Raiders Rumble! Round 19 v Bulldogs

BY DAN

I’m proud of you.

You keep turning up. Week after week. In the vain hope that this ship, gurgling its way to the bottom of Lake Burley Griffin, will remain afloat.

Maybe this is the week it all turns around? Yeah I think we’ve all said that, in print, to our loved ones, to the mirror. The end of the week comes and instead of wondering about enjoying our life, the cold sweats, bargaining, and anxiety return. Football. Raiders. Urgh.

This week feels a little bit lighter, if only because a host of familiar faces are back. Papa has walked in the door, bringing with him a quiet assuredness and a know-how that has been sorely lacking in recent weeks. Sometimes you need to learn, or at least remember, how to win. This team has felt the depths of the fall this year, and maybe the big guy can bring some stability, and some confidence, to a side lacking it.

He’s joined in the 17 by Noah Martin. It’s a sign of how highly the club rates Martin, and trusts his physical situation, that he’s in a presumably 80 minute role on the right-edge, despite not seeing the field in months. That allows the club to shift Zac Hosking to 13, adding pace and agility in the middle, and better defensive cover for Owen Pattie.

This makeup is future focused. In a perfect world this spine will be the Raiders’ when they win the premiership in 2027 and beyond. Pattie is more artistic than Sanders. Strange is more destructive than either. Weekes is the Ferrari, and Sanders, when fully-formed, the cool-eyed captain. If the pack plays to their potential. If the backs are given some space to operate and an urgency to match. If if if. Someone call Gino D’Acampo.

The opposition have quietly been picking up the pieces of a season that had cratered as bad as the Raiders. They got to work earlier, and have won four of their last five games. That’s coincided with the reduction of the use of the set restart, clocked by the Rugby League Eye Test as starting around round 13. It’s allowed the return of their defensive prowess, and they’ve beaten the Storm and Manly during that run, so it’s not fool’s gold.

The Dogs are a curious beast.

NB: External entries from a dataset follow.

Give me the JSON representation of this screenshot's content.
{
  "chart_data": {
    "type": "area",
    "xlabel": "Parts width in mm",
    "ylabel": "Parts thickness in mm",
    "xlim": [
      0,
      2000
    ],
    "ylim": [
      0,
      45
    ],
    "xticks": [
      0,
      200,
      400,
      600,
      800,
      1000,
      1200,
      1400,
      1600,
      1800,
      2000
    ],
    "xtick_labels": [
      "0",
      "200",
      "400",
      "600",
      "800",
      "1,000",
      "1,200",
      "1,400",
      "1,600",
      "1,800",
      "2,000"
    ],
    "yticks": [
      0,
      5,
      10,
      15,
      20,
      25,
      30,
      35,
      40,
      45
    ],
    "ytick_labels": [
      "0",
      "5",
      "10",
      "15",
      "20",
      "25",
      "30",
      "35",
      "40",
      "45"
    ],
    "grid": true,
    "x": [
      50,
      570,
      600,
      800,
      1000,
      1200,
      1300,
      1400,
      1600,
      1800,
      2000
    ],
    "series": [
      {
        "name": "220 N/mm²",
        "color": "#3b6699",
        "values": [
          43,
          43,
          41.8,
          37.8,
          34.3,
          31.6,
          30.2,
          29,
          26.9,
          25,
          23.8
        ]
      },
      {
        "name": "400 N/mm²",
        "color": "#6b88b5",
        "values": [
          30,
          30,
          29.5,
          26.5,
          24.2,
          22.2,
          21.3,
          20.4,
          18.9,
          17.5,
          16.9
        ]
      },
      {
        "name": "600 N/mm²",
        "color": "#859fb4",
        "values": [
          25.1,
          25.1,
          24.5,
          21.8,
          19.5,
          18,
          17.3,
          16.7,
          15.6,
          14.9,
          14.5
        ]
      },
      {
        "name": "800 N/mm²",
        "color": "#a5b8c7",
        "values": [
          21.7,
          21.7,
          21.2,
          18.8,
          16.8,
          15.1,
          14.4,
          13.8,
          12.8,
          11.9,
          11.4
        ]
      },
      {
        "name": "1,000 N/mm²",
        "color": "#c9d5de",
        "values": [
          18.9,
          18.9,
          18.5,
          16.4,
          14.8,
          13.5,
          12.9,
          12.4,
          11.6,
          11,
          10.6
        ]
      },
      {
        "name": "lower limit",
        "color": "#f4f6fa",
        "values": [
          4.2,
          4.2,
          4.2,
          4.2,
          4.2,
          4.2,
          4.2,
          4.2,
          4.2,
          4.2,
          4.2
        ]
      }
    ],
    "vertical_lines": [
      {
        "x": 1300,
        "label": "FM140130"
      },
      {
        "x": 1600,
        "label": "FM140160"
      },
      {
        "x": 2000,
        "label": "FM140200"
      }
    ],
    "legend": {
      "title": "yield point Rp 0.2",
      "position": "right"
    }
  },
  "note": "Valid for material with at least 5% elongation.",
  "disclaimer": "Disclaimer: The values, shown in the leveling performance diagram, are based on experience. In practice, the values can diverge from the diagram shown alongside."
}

They barely rest a week before Cam Ciraldo wants to change the spine in some way. Last year it was interrupting a winning side to move on their creative hooker and sack their performing half. Now they took their long-term six Matt Burton, moved him to centre, moved their long-term centre, Stephen Crichton to six.

They put 30 on the Titans last week with this makeup, and 13 on Manly the week before. Before that they’d looked most effective when Burton was running the ball through the middle third. I don’t know what to tell you. But they’ve been winning, and the Raiders haven’t, so I think it’s fair to say who the heck are we to judge?

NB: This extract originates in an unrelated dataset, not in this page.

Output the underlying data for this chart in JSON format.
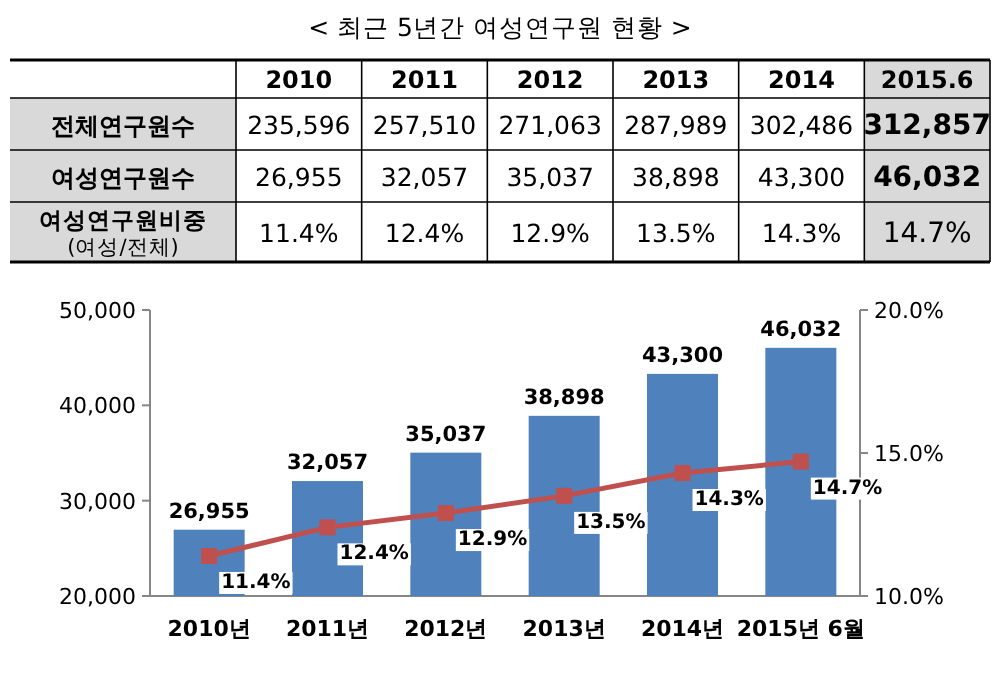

Winning this game is possible. The Dogs are improved but even at their best they’re hardly dynamic. They’ve gone from awful to mediocre this year. The Raiders might be covered in their own faeces right now, but it still feels possible that they have an upside, that if accessed, is higher.

It starts with a defensive improvement, inside out. They cannot offer easy metres to a side that doesn’t come by them as easily as Canberra. They cannot give them the space to work over the Raiders’ edges, no matter how pleasing it is to see returning players there like Martin, and Simi Sasagi. And they can’t afford to turnover cheap possession, through dropping bombs, runs, or giving away penalties. That’s easy to say than do, as this season has shown.

It also requires better redzone attack; something that gets easier when you have weapons to deploy, and when you orient your attack towards the goal line rather than tiptoe tentatively on forty-five-degree angles. And it requires better kicking, particularly in short kicks close to the line. And then maybe we’re talking about victory come Saturday night.

Or maybe we’re back where we are right now, wondering where it all went wrong, making bargains with ourselves, looking in the mirror and wondering if maybe we should really get into trains instead of this mess.